This is a lightweight Jupyter Docker Image for Big Data Analytics.
It includes support for:
- Apache Spark 2.4.4
- Python3.7.
- numpy.
- scipy.
- pandas.
- pandasql
- scikit-learn.
- matplotlib and plotly for visualization.
- R 3.5.
- tidyverse.
- devtools.
- ggridges ,plotly, leaflet for visualization.
- Jupyterlab next-generation notebook environment.

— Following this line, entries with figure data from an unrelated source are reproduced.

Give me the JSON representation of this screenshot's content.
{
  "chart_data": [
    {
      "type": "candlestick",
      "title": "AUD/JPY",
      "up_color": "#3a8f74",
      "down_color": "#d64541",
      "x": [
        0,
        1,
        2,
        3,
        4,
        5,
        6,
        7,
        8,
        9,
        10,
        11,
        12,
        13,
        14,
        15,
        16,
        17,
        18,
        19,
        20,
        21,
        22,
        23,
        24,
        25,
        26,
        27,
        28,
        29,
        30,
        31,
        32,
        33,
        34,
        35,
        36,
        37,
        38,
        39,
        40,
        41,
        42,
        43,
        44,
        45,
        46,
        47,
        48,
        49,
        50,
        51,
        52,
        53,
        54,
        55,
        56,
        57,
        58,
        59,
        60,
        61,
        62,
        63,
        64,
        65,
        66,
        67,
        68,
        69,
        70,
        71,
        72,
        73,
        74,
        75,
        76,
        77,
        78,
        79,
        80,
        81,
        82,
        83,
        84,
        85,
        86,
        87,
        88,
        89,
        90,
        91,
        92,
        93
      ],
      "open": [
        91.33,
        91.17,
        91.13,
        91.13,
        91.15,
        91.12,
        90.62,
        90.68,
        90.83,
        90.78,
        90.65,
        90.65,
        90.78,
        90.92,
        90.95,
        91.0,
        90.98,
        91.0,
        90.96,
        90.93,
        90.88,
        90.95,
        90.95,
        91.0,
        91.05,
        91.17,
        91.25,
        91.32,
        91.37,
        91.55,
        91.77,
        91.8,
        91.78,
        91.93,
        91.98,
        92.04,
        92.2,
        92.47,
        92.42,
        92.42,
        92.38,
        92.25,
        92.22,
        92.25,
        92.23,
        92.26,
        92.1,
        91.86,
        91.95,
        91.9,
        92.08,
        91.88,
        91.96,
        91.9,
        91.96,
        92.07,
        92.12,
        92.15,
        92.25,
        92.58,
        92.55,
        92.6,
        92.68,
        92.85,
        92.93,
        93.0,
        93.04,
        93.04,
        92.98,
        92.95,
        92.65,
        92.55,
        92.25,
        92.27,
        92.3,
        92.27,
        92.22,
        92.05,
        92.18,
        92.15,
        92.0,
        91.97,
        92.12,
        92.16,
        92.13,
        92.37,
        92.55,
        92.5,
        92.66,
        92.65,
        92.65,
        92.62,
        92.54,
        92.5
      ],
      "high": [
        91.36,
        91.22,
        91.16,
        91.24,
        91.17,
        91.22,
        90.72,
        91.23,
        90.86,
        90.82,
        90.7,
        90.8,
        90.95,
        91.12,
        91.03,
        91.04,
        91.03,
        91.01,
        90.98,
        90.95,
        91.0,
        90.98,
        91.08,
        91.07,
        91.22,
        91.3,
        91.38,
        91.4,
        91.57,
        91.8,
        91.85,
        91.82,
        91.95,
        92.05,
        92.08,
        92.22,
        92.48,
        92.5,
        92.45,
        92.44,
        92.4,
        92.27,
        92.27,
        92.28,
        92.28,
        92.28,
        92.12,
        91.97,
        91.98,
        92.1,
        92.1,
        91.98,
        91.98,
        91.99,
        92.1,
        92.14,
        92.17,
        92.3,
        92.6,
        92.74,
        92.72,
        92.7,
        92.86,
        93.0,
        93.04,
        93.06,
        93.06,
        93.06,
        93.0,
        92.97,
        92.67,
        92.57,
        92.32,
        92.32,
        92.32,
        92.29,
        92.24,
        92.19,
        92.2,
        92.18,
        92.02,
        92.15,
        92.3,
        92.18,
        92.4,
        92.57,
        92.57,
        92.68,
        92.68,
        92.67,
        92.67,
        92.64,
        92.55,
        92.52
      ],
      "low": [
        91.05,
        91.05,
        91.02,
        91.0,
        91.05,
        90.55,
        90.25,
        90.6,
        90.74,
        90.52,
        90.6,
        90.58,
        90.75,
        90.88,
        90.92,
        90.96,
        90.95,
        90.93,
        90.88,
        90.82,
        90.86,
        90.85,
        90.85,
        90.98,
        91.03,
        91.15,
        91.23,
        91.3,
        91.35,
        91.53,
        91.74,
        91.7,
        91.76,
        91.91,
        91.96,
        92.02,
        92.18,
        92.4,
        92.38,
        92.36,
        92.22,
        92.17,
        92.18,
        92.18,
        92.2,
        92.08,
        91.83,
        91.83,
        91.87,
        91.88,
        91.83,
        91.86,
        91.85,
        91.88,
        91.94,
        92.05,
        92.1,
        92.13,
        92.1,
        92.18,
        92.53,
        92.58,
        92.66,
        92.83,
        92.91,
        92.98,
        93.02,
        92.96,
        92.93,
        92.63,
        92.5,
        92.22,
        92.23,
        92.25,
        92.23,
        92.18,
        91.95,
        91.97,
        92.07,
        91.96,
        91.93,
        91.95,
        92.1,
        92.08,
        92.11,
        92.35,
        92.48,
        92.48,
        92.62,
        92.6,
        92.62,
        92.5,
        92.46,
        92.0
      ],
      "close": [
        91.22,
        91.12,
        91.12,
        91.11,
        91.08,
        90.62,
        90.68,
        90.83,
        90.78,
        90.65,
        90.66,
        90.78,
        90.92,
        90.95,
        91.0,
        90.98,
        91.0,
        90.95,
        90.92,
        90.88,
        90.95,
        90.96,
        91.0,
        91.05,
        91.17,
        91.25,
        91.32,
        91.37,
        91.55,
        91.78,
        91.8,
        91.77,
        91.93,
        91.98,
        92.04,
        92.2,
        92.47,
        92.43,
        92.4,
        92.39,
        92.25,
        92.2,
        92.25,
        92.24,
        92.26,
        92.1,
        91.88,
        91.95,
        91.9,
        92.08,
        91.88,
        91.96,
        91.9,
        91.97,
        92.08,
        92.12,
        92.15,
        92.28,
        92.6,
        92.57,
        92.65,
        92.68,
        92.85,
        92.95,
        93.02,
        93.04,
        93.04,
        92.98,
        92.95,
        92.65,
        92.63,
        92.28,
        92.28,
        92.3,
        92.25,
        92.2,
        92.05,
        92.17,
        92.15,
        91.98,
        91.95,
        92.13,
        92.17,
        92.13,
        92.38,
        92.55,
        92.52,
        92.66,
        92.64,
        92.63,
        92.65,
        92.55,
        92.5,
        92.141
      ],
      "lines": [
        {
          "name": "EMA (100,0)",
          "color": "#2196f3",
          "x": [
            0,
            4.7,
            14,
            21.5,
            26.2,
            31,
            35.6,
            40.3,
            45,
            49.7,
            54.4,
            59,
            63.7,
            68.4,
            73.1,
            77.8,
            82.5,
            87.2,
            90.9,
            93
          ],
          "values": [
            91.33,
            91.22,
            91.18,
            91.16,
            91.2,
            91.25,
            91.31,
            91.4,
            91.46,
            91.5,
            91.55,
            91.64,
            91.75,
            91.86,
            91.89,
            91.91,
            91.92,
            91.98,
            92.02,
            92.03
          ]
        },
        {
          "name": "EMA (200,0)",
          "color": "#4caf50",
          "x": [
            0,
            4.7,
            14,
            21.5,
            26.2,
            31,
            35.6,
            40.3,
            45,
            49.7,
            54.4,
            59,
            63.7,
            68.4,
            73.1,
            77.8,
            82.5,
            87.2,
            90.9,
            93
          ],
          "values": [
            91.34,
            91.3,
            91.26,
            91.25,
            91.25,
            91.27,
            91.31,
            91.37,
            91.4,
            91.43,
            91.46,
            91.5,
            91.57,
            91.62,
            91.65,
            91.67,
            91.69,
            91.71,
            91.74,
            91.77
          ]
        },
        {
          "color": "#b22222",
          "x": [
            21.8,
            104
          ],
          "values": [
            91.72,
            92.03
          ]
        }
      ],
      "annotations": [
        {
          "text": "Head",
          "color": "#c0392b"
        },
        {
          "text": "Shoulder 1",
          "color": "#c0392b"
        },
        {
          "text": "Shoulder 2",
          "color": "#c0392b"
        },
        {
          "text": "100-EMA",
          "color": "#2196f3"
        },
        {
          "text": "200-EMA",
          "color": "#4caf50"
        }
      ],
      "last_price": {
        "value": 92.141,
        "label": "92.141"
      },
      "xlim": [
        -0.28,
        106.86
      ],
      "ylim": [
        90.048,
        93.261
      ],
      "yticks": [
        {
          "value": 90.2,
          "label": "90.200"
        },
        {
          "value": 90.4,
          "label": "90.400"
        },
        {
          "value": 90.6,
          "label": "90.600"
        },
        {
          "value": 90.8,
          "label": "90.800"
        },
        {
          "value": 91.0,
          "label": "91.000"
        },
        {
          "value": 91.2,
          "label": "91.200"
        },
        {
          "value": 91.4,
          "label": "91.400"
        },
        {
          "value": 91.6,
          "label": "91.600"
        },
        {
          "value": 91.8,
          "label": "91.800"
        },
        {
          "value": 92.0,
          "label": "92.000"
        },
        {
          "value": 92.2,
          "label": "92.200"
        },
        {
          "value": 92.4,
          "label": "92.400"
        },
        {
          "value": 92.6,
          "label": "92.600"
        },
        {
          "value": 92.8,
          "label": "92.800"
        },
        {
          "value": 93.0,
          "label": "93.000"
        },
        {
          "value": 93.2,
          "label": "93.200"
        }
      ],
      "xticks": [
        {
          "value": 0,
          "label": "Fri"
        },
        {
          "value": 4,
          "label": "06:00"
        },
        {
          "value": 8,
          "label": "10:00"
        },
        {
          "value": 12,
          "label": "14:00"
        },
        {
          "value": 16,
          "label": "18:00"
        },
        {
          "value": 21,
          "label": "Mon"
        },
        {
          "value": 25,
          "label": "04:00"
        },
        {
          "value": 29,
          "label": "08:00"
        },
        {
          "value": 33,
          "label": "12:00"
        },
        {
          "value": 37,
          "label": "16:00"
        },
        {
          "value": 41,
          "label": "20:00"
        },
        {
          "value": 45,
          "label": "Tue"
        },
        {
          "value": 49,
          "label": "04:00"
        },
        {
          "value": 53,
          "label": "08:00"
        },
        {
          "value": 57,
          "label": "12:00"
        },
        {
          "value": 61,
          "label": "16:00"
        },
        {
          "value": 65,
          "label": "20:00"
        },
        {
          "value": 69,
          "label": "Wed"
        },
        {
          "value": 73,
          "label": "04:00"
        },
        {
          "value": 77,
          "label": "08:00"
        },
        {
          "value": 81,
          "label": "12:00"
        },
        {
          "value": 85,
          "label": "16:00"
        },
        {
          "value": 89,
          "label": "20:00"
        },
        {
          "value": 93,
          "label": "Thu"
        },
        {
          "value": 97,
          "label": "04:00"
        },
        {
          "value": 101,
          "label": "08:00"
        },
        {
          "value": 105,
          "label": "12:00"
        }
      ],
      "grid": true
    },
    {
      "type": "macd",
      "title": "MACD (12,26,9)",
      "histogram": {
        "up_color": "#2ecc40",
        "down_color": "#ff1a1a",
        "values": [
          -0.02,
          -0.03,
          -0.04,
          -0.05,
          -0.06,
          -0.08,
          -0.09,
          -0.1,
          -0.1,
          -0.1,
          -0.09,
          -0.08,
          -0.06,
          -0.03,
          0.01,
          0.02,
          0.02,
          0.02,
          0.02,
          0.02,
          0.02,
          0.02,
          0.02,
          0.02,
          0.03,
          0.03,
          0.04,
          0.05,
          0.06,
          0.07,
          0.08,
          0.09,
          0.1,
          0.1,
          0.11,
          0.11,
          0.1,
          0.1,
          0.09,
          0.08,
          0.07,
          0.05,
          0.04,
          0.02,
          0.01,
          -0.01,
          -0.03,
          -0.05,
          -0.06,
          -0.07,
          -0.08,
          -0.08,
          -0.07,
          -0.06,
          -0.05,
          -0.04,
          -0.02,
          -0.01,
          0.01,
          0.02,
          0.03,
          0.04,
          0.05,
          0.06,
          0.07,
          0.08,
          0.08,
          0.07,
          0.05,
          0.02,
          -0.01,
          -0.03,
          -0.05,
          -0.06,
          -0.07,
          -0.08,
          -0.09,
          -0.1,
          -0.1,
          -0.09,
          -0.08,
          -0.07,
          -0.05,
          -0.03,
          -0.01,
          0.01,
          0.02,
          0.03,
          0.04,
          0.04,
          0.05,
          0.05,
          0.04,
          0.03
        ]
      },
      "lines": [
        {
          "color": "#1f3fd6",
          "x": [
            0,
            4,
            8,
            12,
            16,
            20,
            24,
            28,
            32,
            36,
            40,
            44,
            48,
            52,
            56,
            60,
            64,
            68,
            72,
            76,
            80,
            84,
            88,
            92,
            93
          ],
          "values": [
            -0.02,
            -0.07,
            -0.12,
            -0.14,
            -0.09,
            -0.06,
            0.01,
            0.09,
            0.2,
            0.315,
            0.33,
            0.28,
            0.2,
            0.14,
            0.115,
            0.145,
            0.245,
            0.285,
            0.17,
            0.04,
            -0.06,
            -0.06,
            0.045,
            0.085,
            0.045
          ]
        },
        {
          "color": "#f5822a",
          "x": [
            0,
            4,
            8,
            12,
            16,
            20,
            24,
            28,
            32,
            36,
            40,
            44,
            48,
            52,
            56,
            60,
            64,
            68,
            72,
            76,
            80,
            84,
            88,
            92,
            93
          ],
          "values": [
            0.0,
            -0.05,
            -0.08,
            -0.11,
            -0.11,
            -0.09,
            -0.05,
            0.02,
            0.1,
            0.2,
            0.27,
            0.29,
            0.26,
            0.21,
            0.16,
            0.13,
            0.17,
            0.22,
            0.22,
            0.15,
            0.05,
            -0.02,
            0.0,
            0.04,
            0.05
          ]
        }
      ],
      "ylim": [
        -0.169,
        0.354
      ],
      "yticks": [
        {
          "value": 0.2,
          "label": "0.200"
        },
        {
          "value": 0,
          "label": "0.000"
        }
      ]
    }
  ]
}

- Apache Toree for Spark Kernel
docker run -p 8888:8888 -d gradiant/jupyter
Browse http://localhost:8888
Configuration is set by the following environment variables:
Variables | Default | Description |
---|---|---|
JUPYTER_ENABLE_LAB | true | enables the next-generation user interface for Project Jupyter. |
JUPYTER_PORT | 8888 | binding port of jupyter http server |
Notebooks are stored in /notebooks
image path.
If you want to persist the notebooks you can use docker volumes or bind mounts.
With docker volumes:
docker run -p 8888:8888 -v notebooks:/notebooks -d gradiant/jupyter
With bind mounts:
docker run -p 8888:8888 -v "$(pwd)"/notebooks:/notebooks -d gradiant/jupyter
The image includes Spark 2.4.4 support through Apache Toree Kernels.